Artigo

09/08/2025
Autor: Renata Soltanovitch
O Juiz musical
crônica

O doutor juiz estava cansado de tantas demandas desnecessárias. Era o cansaço jurídico, aquele que vem em forma de petições retóricas e de advogados que acham que repetir a mesma tese em três parágrafos diferentes é uma forma de persuasão. Pensam que despachar com o juiz irá fazer o processo andar mais rápido. Pura bobagem. Não aquentava mais esta retórica jurídica. Advogados com laudas e laudas de argumentos repetitivos, as partes com picuinhas para não resolver problemas simples... e já estava o doutor juiz entre esaj e eproc.


Quanto mais o advogado insistia com inúmeras petições e tentativa de despachar com ele, menos seu processo tramitava. Ele já não queria ler mais nada. Só queria ouvir uma boa música clássica e apreciar uma bela taça de vinho.


Mas o destino, esse compositor de tragédias, tinha outros planos. O doutor vinha de uma linhagem de juízes: avô juiz, pai juiz, tios juízes... Ele, o único filho, não teve escolha. Enquanto os colegas da faculdade sonhavam com a toga, ele sonhava com partituras e sinfonias. Tocava violino com mais vontade de quem despachava liminares.


Só que naquele dia, o universo jurídico resolveu testar sua paciência. Seu colega de gabinete o incumbiu de uma missão, já que ele entendia tanto de canções, resolveu pedir que presidisse uma audiência de instrução sobre direitos autorais. Só não disse que era funk. Nada contra o gênero, mas o doutor juiz preferia notas musicais mais clássicas. O processo não era dele, claro. Era do juiz titular, que embarcou para Coimbra, já que não podia recusar um convite para dar uma palestra a pedido do Ministro.

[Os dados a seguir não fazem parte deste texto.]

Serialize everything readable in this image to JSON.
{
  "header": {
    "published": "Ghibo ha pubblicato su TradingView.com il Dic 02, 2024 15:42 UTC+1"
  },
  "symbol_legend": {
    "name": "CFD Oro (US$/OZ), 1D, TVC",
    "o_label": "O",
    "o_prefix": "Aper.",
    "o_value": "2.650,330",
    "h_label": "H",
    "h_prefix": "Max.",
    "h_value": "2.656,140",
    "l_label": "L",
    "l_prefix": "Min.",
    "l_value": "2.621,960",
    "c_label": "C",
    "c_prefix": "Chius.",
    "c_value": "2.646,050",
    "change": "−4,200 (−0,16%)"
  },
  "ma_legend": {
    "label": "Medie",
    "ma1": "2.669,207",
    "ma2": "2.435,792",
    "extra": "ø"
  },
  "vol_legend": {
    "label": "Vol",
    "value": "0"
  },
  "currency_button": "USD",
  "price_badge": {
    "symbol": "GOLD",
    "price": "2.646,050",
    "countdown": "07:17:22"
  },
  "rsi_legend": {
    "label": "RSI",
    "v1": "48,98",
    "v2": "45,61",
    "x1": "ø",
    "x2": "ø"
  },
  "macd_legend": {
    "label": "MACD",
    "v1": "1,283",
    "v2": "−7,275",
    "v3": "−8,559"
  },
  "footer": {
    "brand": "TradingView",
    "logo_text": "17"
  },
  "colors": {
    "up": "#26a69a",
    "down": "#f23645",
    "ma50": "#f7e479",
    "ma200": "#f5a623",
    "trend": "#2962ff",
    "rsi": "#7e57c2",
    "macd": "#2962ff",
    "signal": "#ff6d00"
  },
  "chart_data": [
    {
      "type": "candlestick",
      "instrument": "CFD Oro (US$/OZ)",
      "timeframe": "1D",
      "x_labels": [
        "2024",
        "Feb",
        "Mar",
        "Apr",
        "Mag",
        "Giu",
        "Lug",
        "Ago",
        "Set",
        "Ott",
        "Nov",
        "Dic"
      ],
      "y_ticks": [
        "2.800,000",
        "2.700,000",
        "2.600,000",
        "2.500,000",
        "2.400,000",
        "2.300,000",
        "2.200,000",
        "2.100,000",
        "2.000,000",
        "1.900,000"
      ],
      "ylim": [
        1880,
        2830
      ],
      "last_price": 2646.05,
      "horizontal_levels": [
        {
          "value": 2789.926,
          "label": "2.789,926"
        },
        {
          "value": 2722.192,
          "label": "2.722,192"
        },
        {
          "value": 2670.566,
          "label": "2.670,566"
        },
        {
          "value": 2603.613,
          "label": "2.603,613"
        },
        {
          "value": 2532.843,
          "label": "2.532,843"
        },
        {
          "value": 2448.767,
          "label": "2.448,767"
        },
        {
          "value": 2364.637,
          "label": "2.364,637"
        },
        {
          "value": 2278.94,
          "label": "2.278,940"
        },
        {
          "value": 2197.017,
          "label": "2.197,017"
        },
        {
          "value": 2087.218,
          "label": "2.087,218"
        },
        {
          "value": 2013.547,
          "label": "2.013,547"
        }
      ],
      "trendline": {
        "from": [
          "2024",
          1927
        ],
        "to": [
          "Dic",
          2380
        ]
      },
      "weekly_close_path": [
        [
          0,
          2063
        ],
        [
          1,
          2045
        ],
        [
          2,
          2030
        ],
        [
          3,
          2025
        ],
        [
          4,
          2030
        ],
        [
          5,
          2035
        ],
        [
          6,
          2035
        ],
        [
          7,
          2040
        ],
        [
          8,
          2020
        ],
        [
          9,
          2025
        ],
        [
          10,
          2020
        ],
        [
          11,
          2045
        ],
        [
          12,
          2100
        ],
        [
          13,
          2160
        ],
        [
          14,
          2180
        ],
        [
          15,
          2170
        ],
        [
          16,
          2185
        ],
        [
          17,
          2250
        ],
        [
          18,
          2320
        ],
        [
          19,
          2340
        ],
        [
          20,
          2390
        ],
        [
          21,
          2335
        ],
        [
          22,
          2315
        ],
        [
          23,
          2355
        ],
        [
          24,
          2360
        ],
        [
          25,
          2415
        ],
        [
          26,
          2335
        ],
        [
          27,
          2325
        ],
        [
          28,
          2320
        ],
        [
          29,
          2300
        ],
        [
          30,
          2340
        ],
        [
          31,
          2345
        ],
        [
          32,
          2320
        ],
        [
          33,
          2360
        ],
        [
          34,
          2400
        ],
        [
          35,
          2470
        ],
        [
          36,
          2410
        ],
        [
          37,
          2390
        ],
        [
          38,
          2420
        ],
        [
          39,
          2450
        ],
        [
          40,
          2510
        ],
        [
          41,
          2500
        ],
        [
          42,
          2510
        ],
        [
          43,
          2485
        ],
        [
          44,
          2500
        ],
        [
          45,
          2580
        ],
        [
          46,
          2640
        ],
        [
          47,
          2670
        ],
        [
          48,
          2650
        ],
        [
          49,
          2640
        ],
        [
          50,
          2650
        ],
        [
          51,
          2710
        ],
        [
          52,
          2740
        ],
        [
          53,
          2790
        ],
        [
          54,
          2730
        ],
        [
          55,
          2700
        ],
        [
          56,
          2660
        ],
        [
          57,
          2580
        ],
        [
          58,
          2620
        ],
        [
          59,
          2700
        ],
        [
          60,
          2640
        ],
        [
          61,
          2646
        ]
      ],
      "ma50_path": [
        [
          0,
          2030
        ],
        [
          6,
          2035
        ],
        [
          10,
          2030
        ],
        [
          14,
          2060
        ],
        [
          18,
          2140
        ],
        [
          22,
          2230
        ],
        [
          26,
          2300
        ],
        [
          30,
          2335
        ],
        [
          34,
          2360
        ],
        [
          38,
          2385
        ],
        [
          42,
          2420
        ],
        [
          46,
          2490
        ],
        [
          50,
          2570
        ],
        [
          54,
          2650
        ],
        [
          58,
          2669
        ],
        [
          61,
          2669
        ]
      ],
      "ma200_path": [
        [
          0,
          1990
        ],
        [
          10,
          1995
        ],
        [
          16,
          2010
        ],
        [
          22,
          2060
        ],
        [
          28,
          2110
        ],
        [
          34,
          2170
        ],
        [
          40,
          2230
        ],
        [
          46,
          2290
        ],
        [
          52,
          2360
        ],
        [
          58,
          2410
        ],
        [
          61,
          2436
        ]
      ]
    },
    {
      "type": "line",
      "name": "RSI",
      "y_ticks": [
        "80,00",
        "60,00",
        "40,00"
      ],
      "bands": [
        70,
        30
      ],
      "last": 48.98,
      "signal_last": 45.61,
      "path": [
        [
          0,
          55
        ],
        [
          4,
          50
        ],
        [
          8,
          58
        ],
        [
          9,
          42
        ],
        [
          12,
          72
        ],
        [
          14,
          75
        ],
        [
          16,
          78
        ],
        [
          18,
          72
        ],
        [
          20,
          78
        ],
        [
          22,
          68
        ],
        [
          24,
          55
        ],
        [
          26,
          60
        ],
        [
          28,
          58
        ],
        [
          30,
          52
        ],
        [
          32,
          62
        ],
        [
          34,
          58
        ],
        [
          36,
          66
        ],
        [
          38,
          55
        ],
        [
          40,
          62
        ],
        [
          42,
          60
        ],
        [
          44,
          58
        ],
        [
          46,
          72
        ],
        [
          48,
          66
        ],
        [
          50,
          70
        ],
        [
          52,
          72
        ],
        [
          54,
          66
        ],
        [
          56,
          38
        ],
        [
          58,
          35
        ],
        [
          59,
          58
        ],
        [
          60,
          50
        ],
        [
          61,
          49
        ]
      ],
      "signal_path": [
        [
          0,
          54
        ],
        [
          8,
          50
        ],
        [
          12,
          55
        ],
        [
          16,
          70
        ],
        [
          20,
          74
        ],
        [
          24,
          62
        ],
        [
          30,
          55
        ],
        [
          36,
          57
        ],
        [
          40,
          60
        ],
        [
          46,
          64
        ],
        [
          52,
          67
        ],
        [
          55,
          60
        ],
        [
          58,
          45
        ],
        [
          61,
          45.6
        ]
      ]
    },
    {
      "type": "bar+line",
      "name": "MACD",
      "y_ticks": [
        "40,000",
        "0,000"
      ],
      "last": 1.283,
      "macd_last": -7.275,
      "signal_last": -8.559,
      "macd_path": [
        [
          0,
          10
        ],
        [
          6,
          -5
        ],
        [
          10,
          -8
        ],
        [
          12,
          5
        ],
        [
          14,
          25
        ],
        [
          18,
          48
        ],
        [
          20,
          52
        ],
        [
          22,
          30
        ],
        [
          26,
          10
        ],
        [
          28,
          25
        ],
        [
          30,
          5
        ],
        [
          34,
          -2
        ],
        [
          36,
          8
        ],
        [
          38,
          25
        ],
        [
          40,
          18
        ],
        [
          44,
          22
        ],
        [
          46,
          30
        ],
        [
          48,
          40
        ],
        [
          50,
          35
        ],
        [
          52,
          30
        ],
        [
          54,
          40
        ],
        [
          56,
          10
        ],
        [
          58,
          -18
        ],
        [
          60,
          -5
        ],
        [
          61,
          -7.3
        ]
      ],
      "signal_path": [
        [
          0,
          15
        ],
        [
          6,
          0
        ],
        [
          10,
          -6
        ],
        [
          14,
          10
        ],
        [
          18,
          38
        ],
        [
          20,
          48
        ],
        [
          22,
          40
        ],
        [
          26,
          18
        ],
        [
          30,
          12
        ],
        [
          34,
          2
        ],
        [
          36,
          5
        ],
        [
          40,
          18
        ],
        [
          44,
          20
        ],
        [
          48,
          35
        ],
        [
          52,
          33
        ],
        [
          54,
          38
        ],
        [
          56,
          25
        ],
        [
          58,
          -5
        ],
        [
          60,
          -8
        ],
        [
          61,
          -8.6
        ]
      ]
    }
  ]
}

O caso era urgente, com mídia em cima e funkeiros em guerra. A música em disputa era um sucesso estrondoso, tocada até em elevador. Os autores ganhavam por semana em direitos autorais o que o juiz demorava o mês inteiro para ver em seu hollerith.


Antes da audiência, o juiz fez o dever de casa: leu o processo, ouviu a música umas vinte vezes com fone de ouvido, claro, para não comprometer a reputação, e até tentou entender a poesia da letra. Fez uso até de uma garrafa de Barolo Riserva Monfortino. Tudo em vão.


Mas estava pronto para presidir a audiência, até porque, era sua função e ele não poderia comprometer a honra do bom nome da família.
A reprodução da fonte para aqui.